The carry on it is relatively modest. And so we're holding it and maintaining it in its condition to preserve value.
And if the situation makes sense, we'll do something.
Andrew Berg
And as you look at Trop, we've seen regional gaming numbers stronger over the last month or so. Obviously last winter was pretty weak, but fuel prices are lower.
Are you hearing things from your customers yet that they're just feeling better? Or do you think the improvements we're seeing are mainly just easy comps versus last year?
Keith Cozza
Well, I think if we are comparing 2014 over 2013, I agree that the comps - I don't know if you want to call it - nothing felt easy about Atlantic City in 2013.
Andrew Berg
I'm sorry. I was referring to outside of Atlantic City.
Keith Cozza
I don't think they were easy. I think we're seeing some uptick.

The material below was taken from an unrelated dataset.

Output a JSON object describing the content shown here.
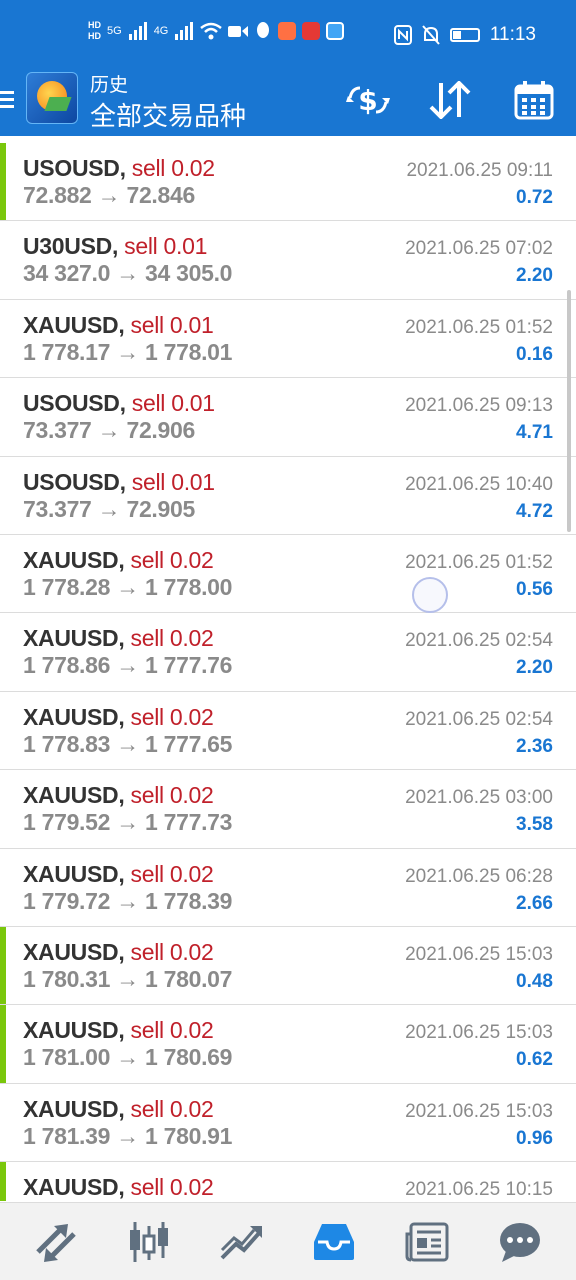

Look, lower gas prices by definition, ultimately feed through, especially to some of our core customers at some of the regional properties. So we have a pretty positive outlook for 2015 going forward.
And in comparing 2014 to 2013, again it was - they had a pretty good year. Trop had a very strong operational year.
Most markets were down a couple of - either flat to down a couple of points across the market. And the Trop gained market share, and was up - flat to up a couple of points, so they're performing very well.
Andrew Berg
Okay. And lastly with respect to the investment portfolio, obviously Q4 was challenged.
We knew that. As we look at some of the holdings in which you guys disclose publicly, clearly Apple has been a big winner this quarter, but it seems like there's been a number of other winners in the portfolio eBay, Netflix, Hologic.
You can run down a bunch of other names, as well. Do you guys want to make any comments about how you're feeling currently in 1Q?
Keith Cozza
I'm not going to give forward guidance. You know how the lawyers get with that.
But there's a lot of public names that you just named, and it sounds like you're pretty on top of the publicly disclosed portfolio. And based on those positions, obviously we're very excited.
Andrew Berg
Okay, great. I appreciate it.
Thanks, guys. End of Q&A
Operator
Thank you. And I show no further questions in the queue at this time.
Keith Cozza
Okay. Thanks, everybody.
We'll talk soon in the first quarter.
Operator
Thank you. Ladies and gentlemen, thank you for your participation in today's conference.
This does conclude the program and you may now disconnect. Everyone have a good day.